We seek to build a collaborative effort among communities of color through a multicultural literacy and leadership initiative. Our principle goal is to build a foundation for coalition building that is based on inter-racial and inter-cultural dialogue, awareness, and understanding. This endeavor is premised on the notion that we cannot afford simply to assume that communities of color can transcend their differences.

OVERVIEW

Over the past several generations, the United States has become an increasingly multiracial and multicultural society. This fact has been celebrated by those who regard the increase in diversity as an indication of incremental progress towards a racially harmonious, colorblind society. However, neither the recent increase in numbers of people of color nor the formal equality protected by the civil rights legislation of the 1960s could ever, by themselves, eradicate the many patterns of inequality and discrimination that affect racial minorities. Concealed by the notion that racism no longer exists in American society, these injustices persist in many spheres of American life. Moreover, they serve to engender competition and antagonism within and between communities of color, for whom resources and political capital tend to be scarce. These antagonisms are exacerbated by a general lack of understanding across communities of color of the varied historically and culturally embedded experiences that constitute their self-definitions and inform their all-too-separate struggles for social justice.

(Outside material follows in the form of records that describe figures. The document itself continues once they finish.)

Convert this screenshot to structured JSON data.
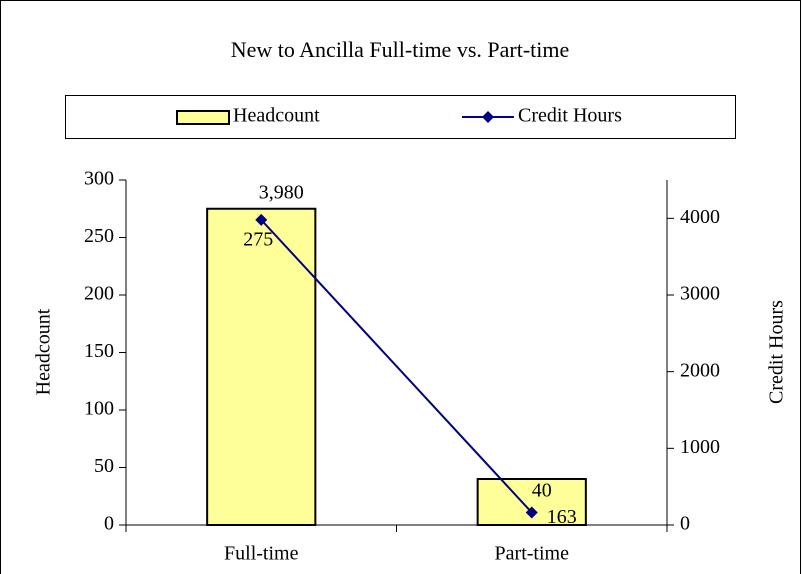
{
  "chart_data": {
    "type": "bar",
    "title": "New to Ancilla Full-time vs. Part-time",
    "categories": [
      "Full-time",
      "Part-time"
    ],
    "series": [
      {
        "name": "Headcount",
        "type": "bar",
        "color": "#ffff99",
        "values": [
          275,
          40
        ]
      },
      {
        "name": "Credit Hours",
        "type": "line",
        "axis": "y2",
        "color": "#000080",
        "values": [
          3980,
          163
        ],
        "value_labels": [
          "3,980",
          "163"
        ]
      }
    ],
    "ylabel": "Headcount",
    "y2label": "Credit Hours",
    "ylim": [
      0,
      300
    ],
    "yticks": [
      0,
      50,
      100,
      150,
      200,
      250,
      300
    ],
    "y2lim": [
      0,
      4500
    ],
    "y2ticks": [
      0,
      1000,
      2000,
      3000,
      4000
    ],
    "legend": "top",
    "grid": false
  }
}
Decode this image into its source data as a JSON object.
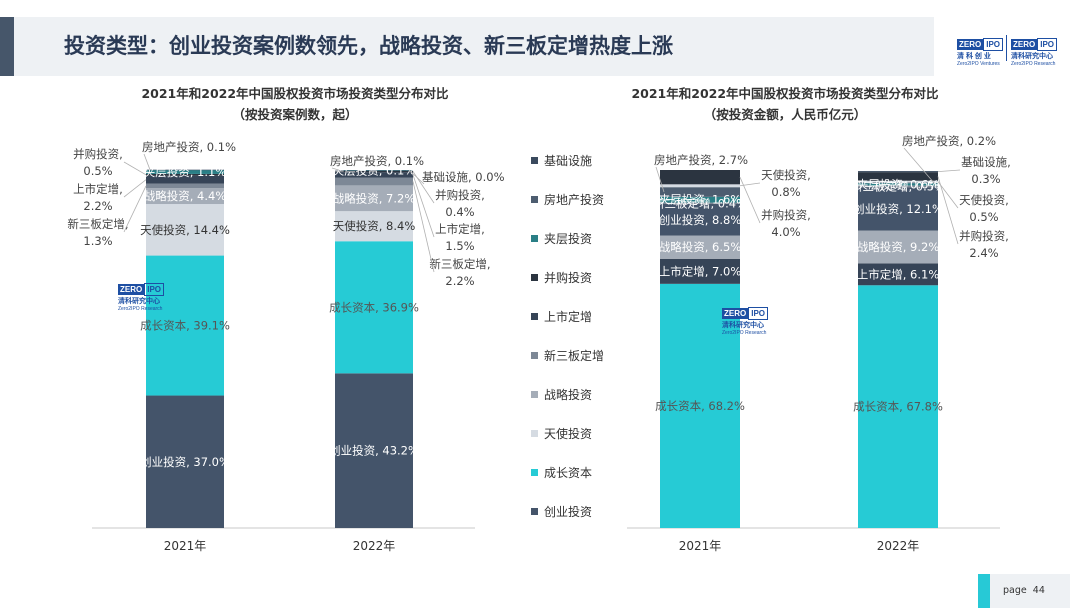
{
  "page": {
    "title": "投资类型：创业投资案例数领先，战略投资、新三板定增热度上涨",
    "page_label": "page",
    "page_number": "44",
    "brand": {
      "zero": "ZERO",
      "ipo": "IPO",
      "left_cn": "清 科 创 业",
      "left_en": "Zero2IPO Ventures",
      "right_cn": "清科研究中心",
      "right_en": "Zero2IPO Research"
    },
    "watermark": {
      "zero": "ZERO",
      "ipo": "IPO",
      "cn": "清科研究中心",
      "en": "Zero2IPO Research"
    }
  },
  "legend": [
    {
      "name": "基础设施",
      "color": "#3a4a5e"
    },
    {
      "name": "房地产投资",
      "color": "#4d5d70"
    },
    {
      "name": "夹层投资",
      "color": "#2a7f86"
    },
    {
      "name": "并购投资",
      "color": "#2b3440"
    },
    {
      "name": "上市定增",
      "color": "#364457"
    },
    {
      "name": "新三板定增",
      "color": "#7d8896"
    },
    {
      "name": "战略投资",
      "color": "#a5adb8"
    },
    {
      "name": "天使投资",
      "color": "#d5dbe2"
    },
    {
      "name": "成长资本",
      "color": "#26cbd5"
    },
    {
      "name": "创业投资",
      "color": "#44546a"
    }
  ],
  "chart_data": [
    {
      "type": "bar",
      "stacked": true,
      "title": "2021年和2022年中国股权投资市场投资类型分布对比",
      "subtitle": "（按投资案例数，起）",
      "categories": [
        "2021年",
        "2022年"
      ],
      "series": [
        {
          "name": "创业投资",
          "values": [
            37.0,
            43.2
          ]
        },
        {
          "name": "成长资本",
          "values": [
            39.1,
            36.9
          ]
        },
        {
          "name": "天使投资",
          "values": [
            14.4,
            8.4
          ]
        },
        {
          "name": "战略投资",
          "values": [
            4.4,
            7.2
          ]
        },
        {
          "name": "新三板定增",
          "values": [
            1.3,
            2.2
          ]
        },
        {
          "name": "上市定增",
          "values": [
            2.2,
            1.5
          ]
        },
        {
          "name": "并购投资",
          "values": [
            0.5,
            0.4
          ]
        },
        {
          "name": "夹层投资",
          "values": [
            1.1,
            0.1
          ]
        },
        {
          "name": "房地产投资",
          "values": [
            0.1,
            0.1
          ]
        },
        {
          "name": "基础设施",
          "values": [
            0.0,
            0.0
          ]
        }
      ],
      "labels": {
        "2021年": {
          "创业投资": "创业投资, 37.0%",
          "成长资本": "成长资本, 39.1%",
          "天使投资": "天使投资, 14.4%",
          "战略投资": "战略投资, 4.4%",
          "夹层投资": "夹层投资, 1.1%",
          "房地产投资": "房地产投资, 0.1%",
          "并购投资_1": "并购投资,",
          "并购投资_2": "0.5%",
          "上市定增_1": "上市定增,",
          "上市定增_2": "2.2%",
          "新三板定增_1": "新三板定增,",
          "新三板定增_2": "1.3%"
        },
        "2022年": {
          "创业投资": "创业投资, 43.2%",
          "成长资本": "成长资本, 36.9%",
          "天使投资": "天使投资, 8.4%",
          "战略投资": "战略投资, 7.2%",
          "夹层投资": "夹层投资, 0.1%",
          "房地产投资": "房地产投资, 0.1%",
          "基础设施": "基础设施, 0.0%",
          "并购投资_1": "并购投资,",
          "并购投资_2": "0.4%",
          "上市定增_1": "上市定增,",
          "上市定增_2": "1.5%",
          "新三板定增_1": "新三板定增,",
          "新三板定增_2": "2.2%"
        }
      }
    },
    {
      "type": "bar",
      "stacked": true,
      "title": "2021年和2022年中国股权投资市场投资类型分布对比",
      "subtitle": "（按投资金额，人民币亿元）",
      "categories": [
        "2021年",
        "2022年"
      ],
      "series": [
        {
          "name": "成长资本",
          "values": [
            68.2,
            67.8
          ]
        },
        {
          "name": "上市定增",
          "values": [
            7.0,
            6.1
          ]
        },
        {
          "name": "战略投资",
          "values": [
            6.5,
            9.2
          ]
        },
        {
          "name": "创业投资",
          "values": [
            8.8,
            12.1
          ]
        },
        {
          "name": "新三板定增",
          "values": [
            0.4,
            0.5
          ]
        },
        {
          "name": "夹层投资",
          "values": [
            1.6,
            0.6
          ]
        },
        {
          "name": "房地产投资",
          "values": [
            2.7,
            0.2
          ]
        },
        {
          "name": "天使投资",
          "values": [
            0.8,
            0.5
          ]
        },
        {
          "name": "并购投资",
          "values": [
            4.0,
            2.4
          ]
        },
        {
          "name": "基础设施",
          "values": [
            0.0,
            0.3
          ]
        }
      ],
      "labels": {
        "2021年": {
          "成长资本": "成长资本, 68.2%",
          "上市定增": "上市定增, 7.0%",
          "战略投资": "战略投资, 6.5%",
          "创业投资": "创业投资, 8.8%",
          "新三板定增": "新三板定增, 0.4%",
          "夹层投资": "夹层投资, 1.6%",
          "房地产投资": "房地产投资, 2.7%",
          "天使投资_1": "天使投资,",
          "天使投资_2": "0.8%",
          "并购投资_1": "并购投资,",
          "并购投资_2": "4.0%"
        },
        "2022年": {
          "成长资本": "成长资本, 67.8%",
          "上市定增": "上市定增, 6.1%",
          "战略投资": "战略投资, 9.2%",
          "创业投资": "创业投资, 12.1%",
          "新三板定增": "新三板定增, 0.5%",
          "夹层投资": "夹层投资, 0.6%",
          "房地产投资": "房地产投资, 0.2%",
          "基础设施_1": "基础设施,",
          "基础设施_2": "0.3%",
          "天使投资_1": "天使投资,",
          "天使投资_2": "0.5%",
          "并购投资_1": "并购投资,",
          "并购投资_2": "2.4%"
        }
      }
    }
  ]
}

We seek to build a collaborative effort among communities of color through a multicultural literacy and leadership initiative. Our principle goal is to build a foundation for coalition building that is based on inter-racial and inter-cultural dialogue, awareness, and understanding. This endeavor is premised on the notion that we cannot afford simply to assume that communities of color can transcend their differences. Nor can we afford to assume that our differences render dialogue impossible or undesirable, and that we ought to pursue our respective social justice goals separately. Our hope is that the development of a common understanding will promote the establishment of common ground from which we can fight the racial injustices that continue to plague our society. We seek, then, to build bridges between academics, grass roots activists, and policy makers across and within communities of color in order to develop and enhance multiracial literacy and leadership.